There is new division and conflict between charismatic and Pentecostal leaders and their followers over their failed prophecies concerning the reelection of President Donald Trump, particularly after the riots and attempted insurrection of January 6. “Privately and on social media, these prophets and their thousands of followers are slugging it out in an orgy of self- blame [and] recriminations,” writes Julia Duin on the website Religion Unplugged (January 12). Meanwhile, other prophets who have apologized for getting it wrong have faced accusations, curses and even death threats. Duin cites prominent evangelist Jeremiah Johnson, who in 2015 prophesied that Trump would win the White House and, four years later, that he would be reelected, and who says his life was threatened after publicly apologizing. Several other prophets have cited conspiracy theories behind the January attack. Most of these charismatic and Pentecostal leaders belong to the New Apostolic Reformation (NAR), which holds that the biblical offices of prophets and apostles still exist.

Duin cites Baylor University new religious movement scholar J. Gordon Melton, who found that 40 charismatic Christian leaders had predicted Trump’s reelection. “Only a handful [of prophets] got it right on the 2016 election, so they all jumped into this election,” he says.

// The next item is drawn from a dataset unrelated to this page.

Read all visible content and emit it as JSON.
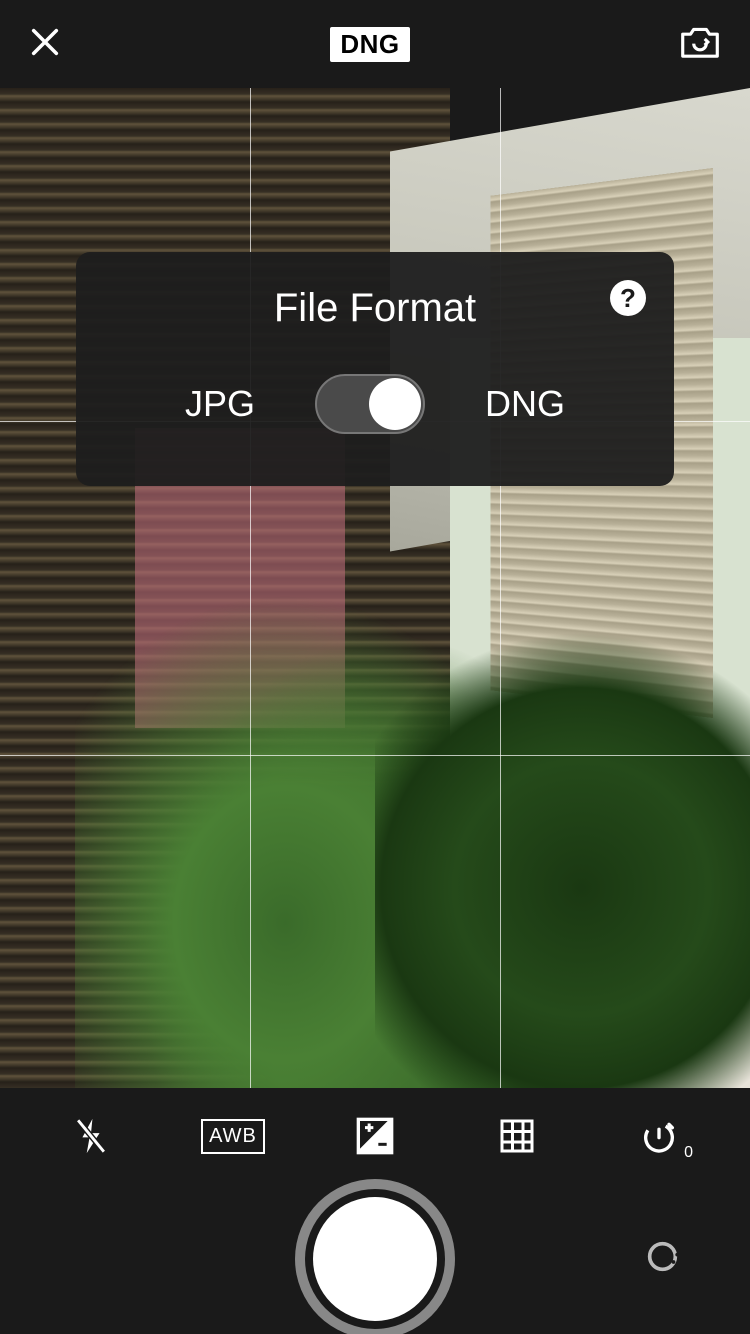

This is the second time in a year that the movement has faced prophetic failure: at a prophetic summit in late 2019, none of the elite prophets assembled predicted that the coronavirus was coming. James A. Beverley of Tyndale University, who has spent 40 years studying the movement, argues that these failures represent “the most significant crisis in the history of modern charismatic prophecy.” A few other prophets are apologizing, such as Kris Vallotton, the resident prophet of the influential Bethel Church in Redding, California, and Los Angeles pastor and spiritual coach Shawn Bolz. Some prophets have reformulated their prophecies to hold that Trump will be inaugurated “in heaven” and that God will replace Biden with Trump in the near future. Erica Ramirez, president of Pentecostals and Charismatics for Peace and Justice, said that, for most of these believers, January 6 ruled out such options and is most likely giving them a sense of resigned acceptance about the Biden presidency.